Corona Virus: Indigene Völker im Amazonas besonders gefährdet

Erster Coronaerkrankter im Partnergebiet der Klimabündnis-Gemeinden am mittleren Rio Negro.

VertreterInnen der FOIRN, dem Dachverband der indigenen Organsationen am Rio Negro, vor ihrem Büro. Foto: Ana Amélia Handam.

Die kleinen indigenen Dörfer am Mittleren Rio Negro im Amazonas-Regenwald sind weit weg von Städten und nur mit Booten erreichbar. Trotzdem hat der Corona Virus auch das Partnergebiet der österreichischen Klimabündnis-Gemeinden im Nordwesten Brasiliens erreicht.

Die Ausbreitung des Corona Virus im Amazonas verursacht Angst und Schrecken unter der indigenen Bevölkerung. „Es gibt einen ersten Coronaerkrankten am mittleren Rio Negro und zahlreiche Verdachtsfälle werden in zu Quarantänestationen umfunktionierten Schulen beobachtet.
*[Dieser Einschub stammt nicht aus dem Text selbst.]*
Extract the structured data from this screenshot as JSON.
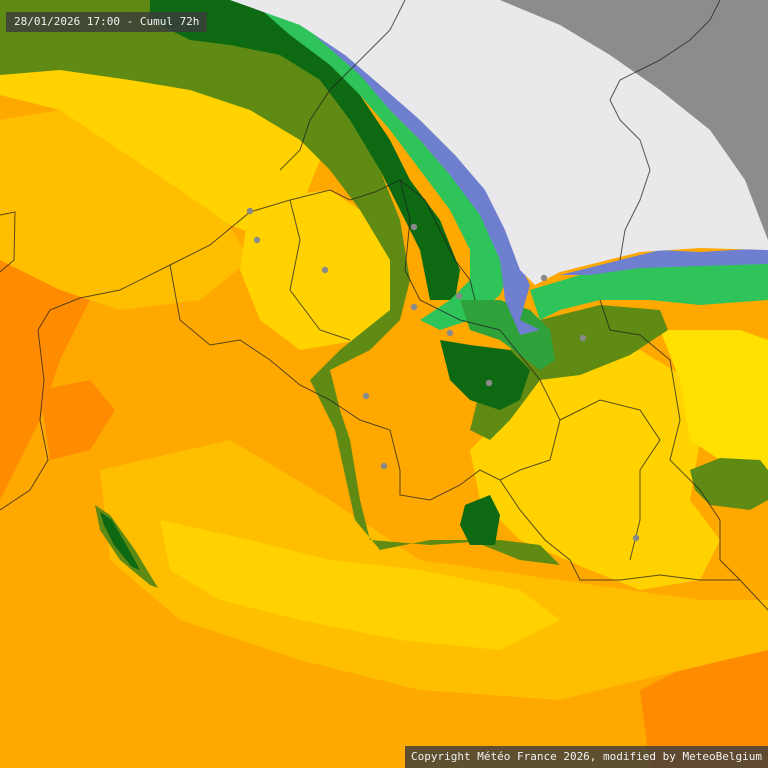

In der Stadt São Gabriel da Cachoeira wurden bereits vier Erkrankte gemeldet“, berichtet der Amazonas-Experte des Klimabündnis Österreich, Johann Kandler.

Die Partnerorganisation FOIRN – der Dachverband der indigenen Organisationen am Rio Negro – hat über Funk und soziale Medien Menschen aufgerufen, in den Dörfern zu bleiben und Ansammlungen zu vermeiden. In Zusammenarbeit mit den Stadtverwaltungen, dem Militär und anderen Institutionen wurden der Flug- und Schiffsreiseverkehr eingestellt, die Schulen geschlossen und die Leute aufgefordert, möglichst zuhause zu bleiben.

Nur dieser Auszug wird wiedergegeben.